Tim Larkin, who wrote the score for Myst, explains that the music in a game plays a similar role to the soundtrack of a movie: It's there to heighten and guide emotion, and signal scene changes (i.e., preparing for battle vs. actual battle). As the player advances through a game, the program's artificial intelligence software selects music appropriate for the action on the screen.
A cheap score could be done for $15,000, says Larkin, who got his start in the commercial music business by writing jingles for Chevron and Hershey's. But many game publishers, he says, now pay hundreds of thousands of dollars for a composition, which could include -- depending on the complexity and skill levels of the game -- as much as four or five hours of original music, recorded not only by a composer sitting at a computer but also with studio musicians and singers. "The only real limit for the music is disk storage space," Larkin says.
At Video Games Live, the orchestra and the John Alexander chorus performed beneath a jumbo screen, which during the concert flashed scenes from the game whose themes were being played by the musicians in their white jackets and dresses. So there you had conductor Mark Watters waving his baton, while above his head the animated, wasp-waisted, top-heavy Lara Croft from Tomb Raider was attacked by creatures that looked like hounds from hell.
The audience obviously was composed of a lot of serious gamers, and they dug it and cheered when their favorites, like God of War, Headhunter and Metal Gear Solid, took their turn in the lineup. They went nuts for the finale, which featured composer Marty O'Donnell's rather elegant work from Halo. The concert was also attended by a sizable population of kids and teens, accompanied by parental units, and both sets seemed to have a swell time.
Overall, the compositions often sounded vaguely similar, alternately like Enya or Wagner. Either new-age-y, spooky, ethereal mellow, heavy on the string sections, or all-out mortal combat, with kettle drums beating like a racing heart and the brass players trumpeting the hunt. From the choir there was lots of aaaaa-hhhaaa Gregorian monk-type chanting in Latinesque gobbledygook.
During the show, two audience members, selected by ticket numbers, were brought to the stage to play and compete on the classic game Frogger, accompanied by the orchestra. The mom-type confessed she "had never played a video game in my life," at which point the audience booed. With the crowd following along on the jumbo screen, she scored a dismal 170 points. Next up, a 13-year-old who was introduced as "Ben from L.A." From the crowd: "Goooo Ben!" He killed.

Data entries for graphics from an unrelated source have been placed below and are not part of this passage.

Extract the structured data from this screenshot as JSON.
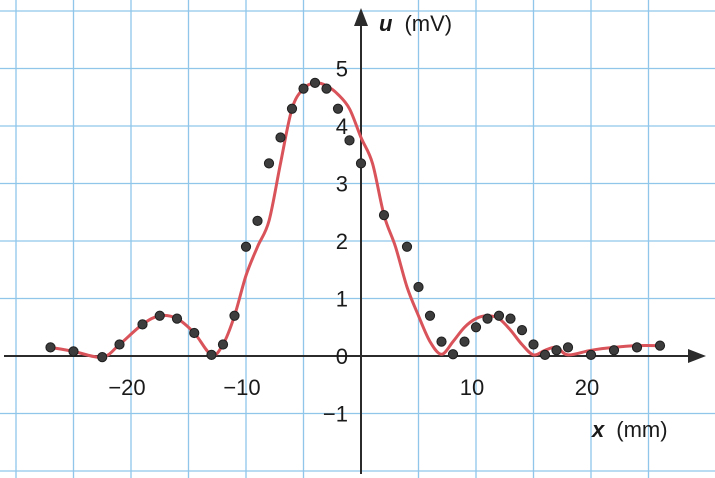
{
  "chart_data": {
    "type": "scatter",
    "x_axis": {
      "label_var": "x",
      "label_unit": "(mm)",
      "ticks": [
        -20,
        -10,
        10,
        20
      ],
      "tick_labels": [
        "−20",
        "−10",
        "10",
        "20"
      ],
      "range": [
        -31,
        29
      ]
    },
    "y_axis": {
      "label_var": "u",
      "label_unit": "(mV)",
      "ticks": [
        -1,
        0,
        1,
        2,
        3,
        4,
        5
      ],
      "tick_labels": [
        "−1",
        "0",
        "1",
        "2",
        "3",
        "4",
        "5"
      ],
      "range": [
        -2,
        6
      ]
    },
    "grid": true,
    "grid_step": {
      "x": 5,
      "y": 1
    },
    "series": [
      {
        "style": "points",
        "color": "#3d3d3d",
        "x": [
          -27,
          -25,
          -22.5,
          -21,
          -19,
          -17.5,
          -16,
          -14.5,
          -13,
          -12,
          -11,
          -10,
          -9,
          -8,
          -7,
          -6,
          -5,
          -4,
          -3,
          -2,
          -1,
          0,
          2,
          4,
          5,
          6,
          7,
          8,
          9,
          10,
          11,
          12,
          13,
          14,
          15,
          16,
          17,
          18,
          20,
          22,
          24,
          26
        ],
        "y": [
          0.15,
          0.08,
          -0.02,
          0.2,
          0.55,
          0.7,
          0.65,
          0.4,
          0.02,
          0.2,
          0.7,
          1.9,
          2.35,
          3.35,
          3.8,
          4.3,
          4.65,
          4.75,
          4.65,
          4.3,
          3.75,
          3.35,
          2.45,
          1.9,
          1.2,
          0.7,
          0.25,
          0.03,
          0.25,
          0.5,
          0.65,
          0.7,
          0.65,
          0.45,
          0.2,
          0.02,
          0.1,
          0.15,
          0.02,
          0.1,
          0.15,
          0.18
        ]
      },
      {
        "style": "line",
        "color": "#d9535a",
        "x": [
          -27,
          -25,
          -22.5,
          -21,
          -19,
          -17.5,
          -16,
          -14.5,
          -13,
          -12,
          -11,
          -10,
          -9,
          -8,
          -7,
          -6,
          -5,
          -4,
          -3,
          -2,
          -1,
          0,
          1,
          2,
          3,
          4,
          5,
          6,
          7,
          8,
          9,
          10,
          11,
          12,
          13,
          14,
          15,
          16,
          17,
          18,
          20,
          22,
          24,
          26
        ],
        "y": [
          0.15,
          0.08,
          -0.02,
          0.2,
          0.55,
          0.7,
          0.65,
          0.4,
          0.02,
          0.2,
          0.7,
          1.4,
          1.9,
          2.35,
          3.35,
          4.3,
          4.65,
          4.75,
          4.7,
          4.55,
          4.3,
          3.8,
          3.35,
          2.45,
          1.9,
          1.2,
          0.7,
          0.25,
          0.03,
          0.25,
          0.5,
          0.65,
          0.7,
          0.65,
          0.45,
          0.2,
          0.02,
          0.1,
          0.15,
          0.02,
          0.1,
          0.15,
          0.18,
          0.18
        ]
      }
    ]
  }
}
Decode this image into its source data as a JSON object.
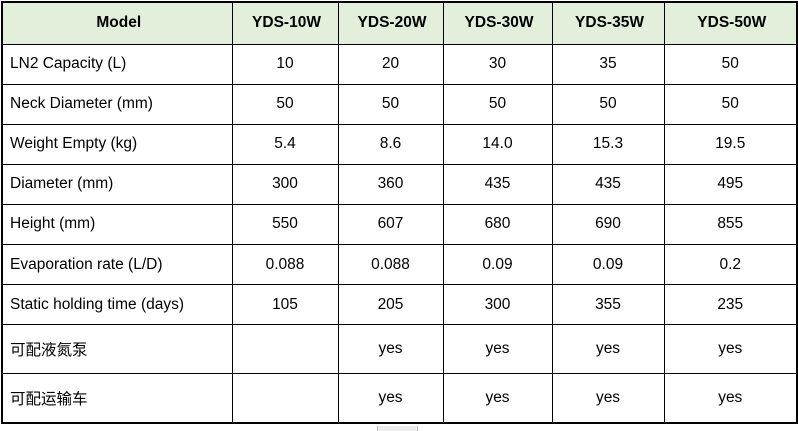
{
  "colors": {
    "header_bg": "#e2efda",
    "border": "#000000",
    "text": "#000000",
    "scrollbar": "#ececec"
  },
  "table": {
    "columns": [
      "Model",
      "YDS-10W",
      "YDS-20W",
      "YDS-30W",
      "YDS-35W",
      "YDS-50W"
    ],
    "rows": [
      {
        "label": "LN2 Capacity (L)",
        "values": [
          "10",
          "20",
          "30",
          "35",
          "50"
        ]
      },
      {
        "label": "Neck Diameter (mm)",
        "values": [
          "50",
          "50",
          "50",
          "50",
          "50"
        ]
      },
      {
        "label": "Weight Empty (kg)",
        "values": [
          "5.4",
          "8.6",
          "14.0",
          "15.3",
          "19.5"
        ]
      },
      {
        "label": "Diameter (mm)",
        "values": [
          "300",
          "360",
          "435",
          "435",
          "495"
        ]
      },
      {
        "label": "Height (mm)",
        "values": [
          "550",
          "607",
          "680",
          "690",
          "855"
        ]
      },
      {
        "label": "Evaporation rate (L/D)",
        "values": [
          "0.088",
          "0.088",
          "0.09",
          "0.09",
          "0.2"
        ]
      },
      {
        "label": "Static holding time (days)",
        "values": [
          "105",
          "205",
          "300",
          "355",
          "235"
        ]
      },
      {
        "label": "可配液氮泵",
        "values": [
          "",
          "yes",
          "yes",
          "yes",
          "yes"
        ]
      },
      {
        "label": "可配运输车",
        "values": [
          "",
          "yes",
          "yes",
          "yes",
          "yes"
        ]
      }
    ]
  }
}
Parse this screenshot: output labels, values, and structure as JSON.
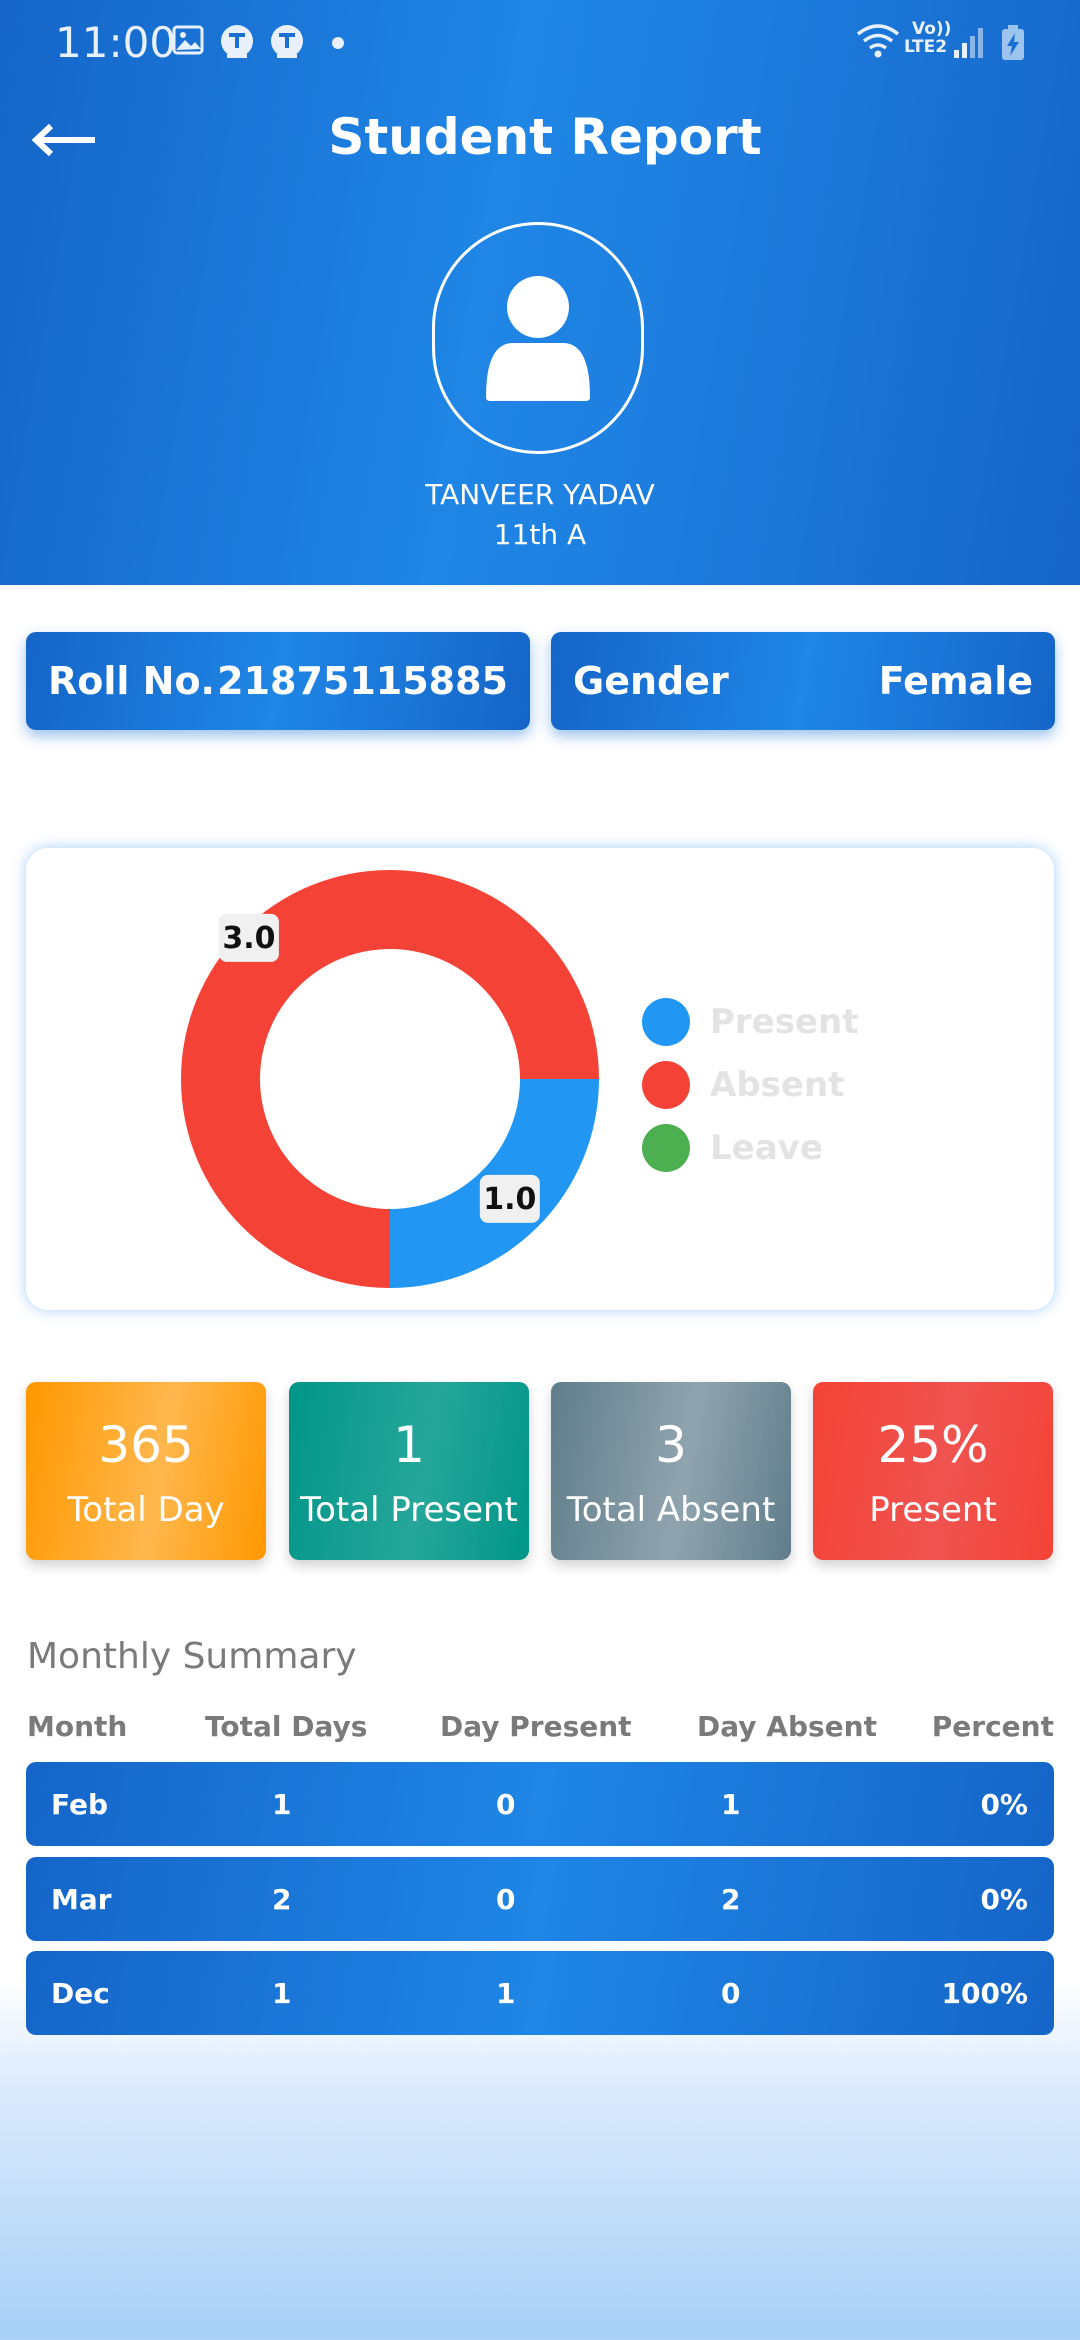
{
  "status_bar": {
    "time": "11:00",
    "icons": [
      "image-icon",
      "app-t-icon",
      "app-t-icon",
      "dot-icon",
      "wifi-icon",
      "volte-lte2-icon",
      "signal-icon",
      "battery-charging-icon"
    ],
    "volte_label": "Vo))",
    "lte_label": "LTE2"
  },
  "header": {
    "title": "Student Report",
    "back_icon": "arrow-left-icon",
    "avatar_icon": "person-icon",
    "student_name": "TANVEER YADAV",
    "student_class": "11th A"
  },
  "info": {
    "roll_label": "Roll No.",
    "roll_value": "21875115885",
    "gender_label": "Gender",
    "gender_value": "Female"
  },
  "chart_data": {
    "type": "pie",
    "donut": true,
    "categories": [
      "Present",
      "Absent",
      "Leave"
    ],
    "values": [
      1.0,
      3.0,
      0.0
    ],
    "data_labels": [
      "1.0",
      "3.0",
      ""
    ],
    "colors": [
      "#2196f3",
      "#f44336",
      "#4caf50"
    ],
    "legend_position": "right",
    "title": ""
  },
  "stats": [
    {
      "value": "365",
      "label": "Total Day",
      "color_start": "#ff9800",
      "color_end": "#ffb74d"
    },
    {
      "value": "1",
      "label": "Total Present",
      "color_start": "#009688",
      "color_end": "#26a69a"
    },
    {
      "value": "3",
      "label": "Total Absent",
      "color_start": "#607d8b",
      "color_end": "#90a4ae"
    },
    {
      "value": "25%",
      "label": "Present",
      "color_start": "#f44336",
      "color_end": "#ef5350"
    }
  ],
  "summary": {
    "title": "Monthly Summary",
    "columns": [
      "Month",
      "Total Days",
      "Day Present",
      "Day Absent",
      "Percent"
    ],
    "rows": [
      {
        "month": "Feb",
        "total_days": "1",
        "day_present": "0",
        "day_absent": "1",
        "percent": "0%"
      },
      {
        "month": "Mar",
        "total_days": "2",
        "day_present": "0",
        "day_absent": "2",
        "percent": "0%"
      },
      {
        "month": "Dec",
        "total_days": "1",
        "day_present": "1",
        "day_absent": "0",
        "percent": "100%"
      }
    ]
  }
}
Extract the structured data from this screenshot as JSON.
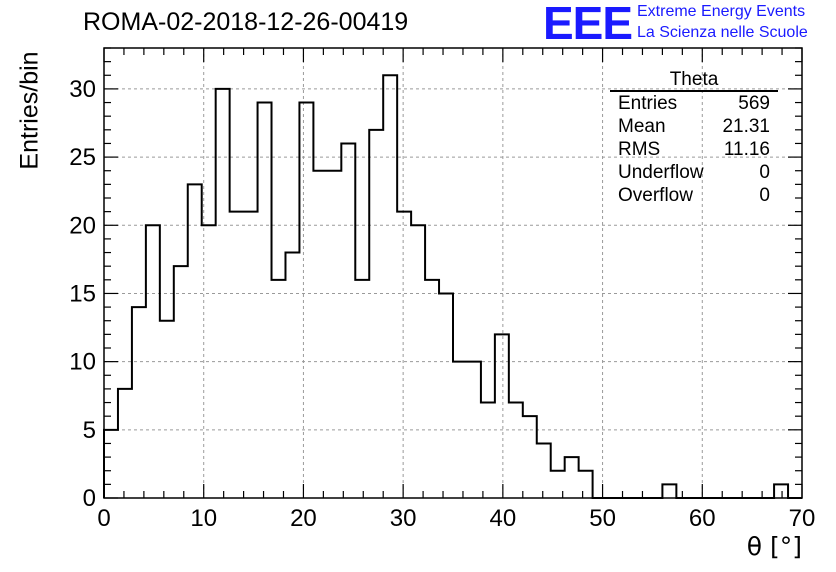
{
  "title": "ROMA-02-2018-12-26-00419",
  "logo": {
    "mark": "EEE",
    "line1": "Extreme Energy Events",
    "line2": "La Scienza nelle Scuole",
    "color": "#1a1aff"
  },
  "stats": {
    "title": "Theta",
    "rows": [
      {
        "label": "Entries",
        "value": "569"
      },
      {
        "label": "Mean",
        "value": "21.31"
      },
      {
        "label": "RMS",
        "value": "11.16"
      },
      {
        "label": "Underflow",
        "value": "0"
      },
      {
        "label": "Overflow",
        "value": "0"
      }
    ]
  },
  "chart_data": {
    "type": "histogram",
    "title": "ROMA-02-2018-12-26-00419",
    "xlabel": "θ [°]",
    "ylabel": "Entries/bin",
    "xlim": [
      0,
      70
    ],
    "ylim": [
      0,
      33
    ],
    "xticks": [
      0,
      10,
      20,
      30,
      40,
      50,
      60,
      70
    ],
    "yticks": [
      0,
      5,
      10,
      15,
      20,
      25,
      30
    ],
    "grid": true,
    "bin_width": 1.4,
    "bin_edges_start": 0,
    "values": [
      5,
      8,
      14,
      20,
      13,
      17,
      23,
      20,
      30,
      21,
      21,
      29,
      16,
      18,
      29,
      24,
      24,
      26,
      16,
      27,
      31,
      21,
      20,
      16,
      15,
      10,
      10,
      7,
      12,
      7,
      6,
      4,
      2,
      3,
      2,
      0,
      0,
      0,
      0,
      0,
      1,
      0,
      0,
      0,
      0,
      0,
      0,
      0,
      1,
      0
    ],
    "color": "#000000"
  }
}
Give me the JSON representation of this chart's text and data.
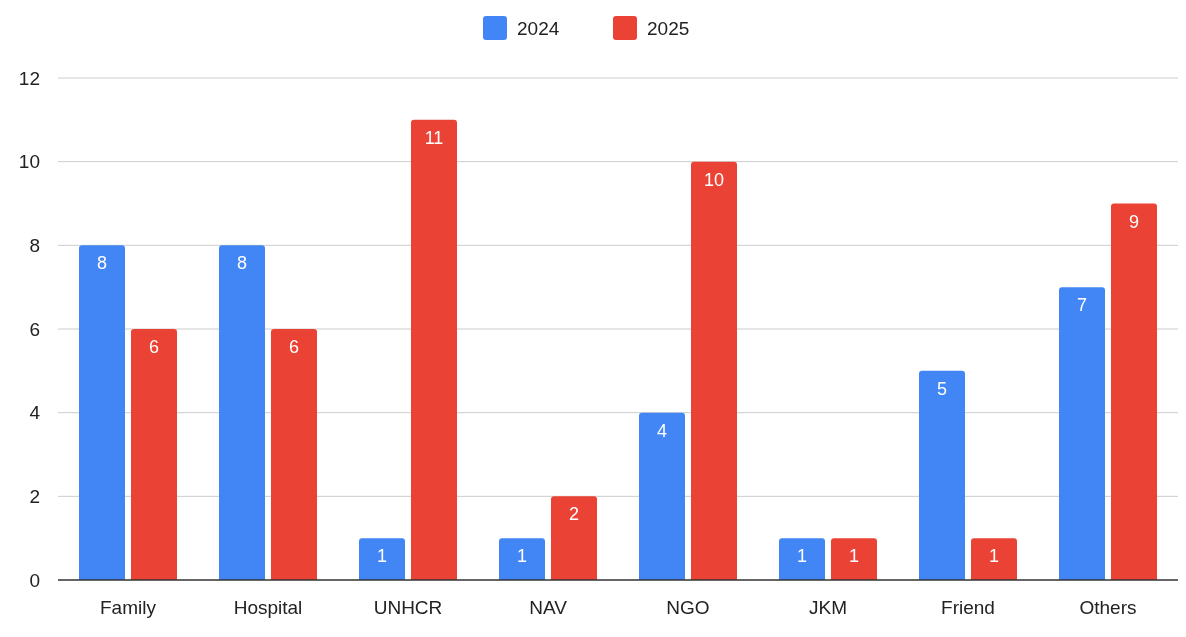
{
  "chart_data": {
    "type": "bar",
    "categories": [
      "Family",
      "Hospital",
      "UNHCR",
      "NAV",
      "NGO",
      "JKM",
      "Friend",
      "Others"
    ],
    "series": [
      {
        "name": "2024",
        "color": "#4285f4",
        "values": [
          8,
          8,
          1,
          1,
          4,
          1,
          5,
          7
        ]
      },
      {
        "name": "2025",
        "color": "#ea4335",
        "values": [
          6,
          6,
          11,
          2,
          10,
          1,
          1,
          9
        ]
      }
    ],
    "ylim": [
      0,
      12
    ],
    "yticks": [
      0,
      2,
      4,
      6,
      8,
      10,
      12
    ],
    "grid": "y",
    "legend": "top",
    "data_labels": true
  }
}
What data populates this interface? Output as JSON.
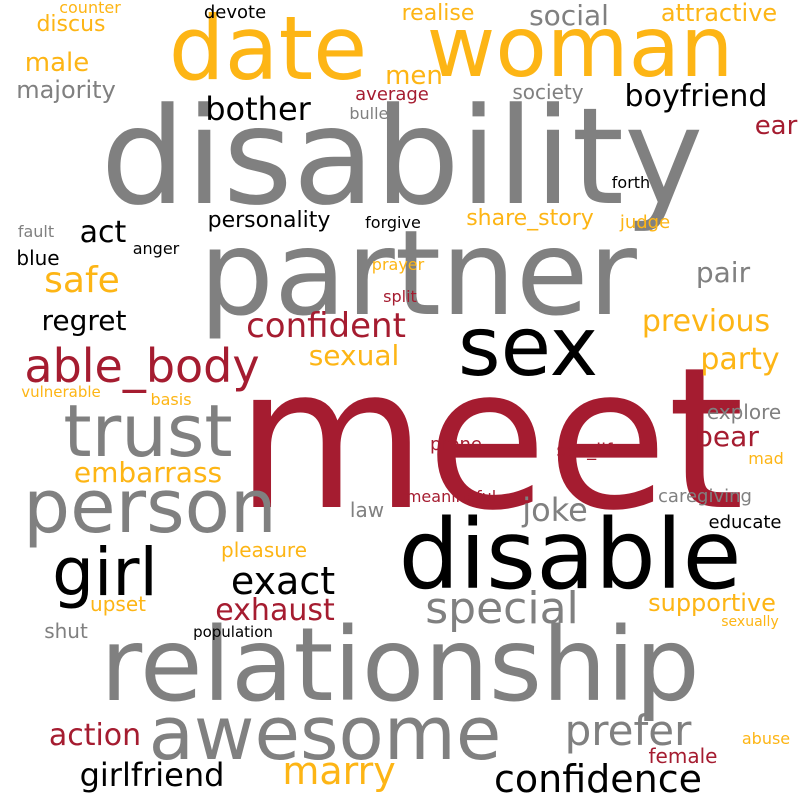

Something like 1,900 points.
Video Games Live is the brainchild of composers Tommy Tallarico and Jack Wall. "Tommy and I noticed that the music in the games just kept getting better and better," says Wall, who was a producer for rock acts David Byrne and Peter Gabriel before he switched over and wrote themes for the Myst and Splinter Cell series. "And we started to see that people who played the games were really paying attention to the music, and that they were on the Internet or wherever asking where they could get ahold of a CD of the game soundtracks," which Wall described as "radio for the 21st century." So they decided to gather together the best work and take it on a national tour.
Wall says, "So it was just incredible for the audience, I think, to see their games come to life in a whole different way." So, play on, Sonic the Hedgehog and Earthworm Jim, play on.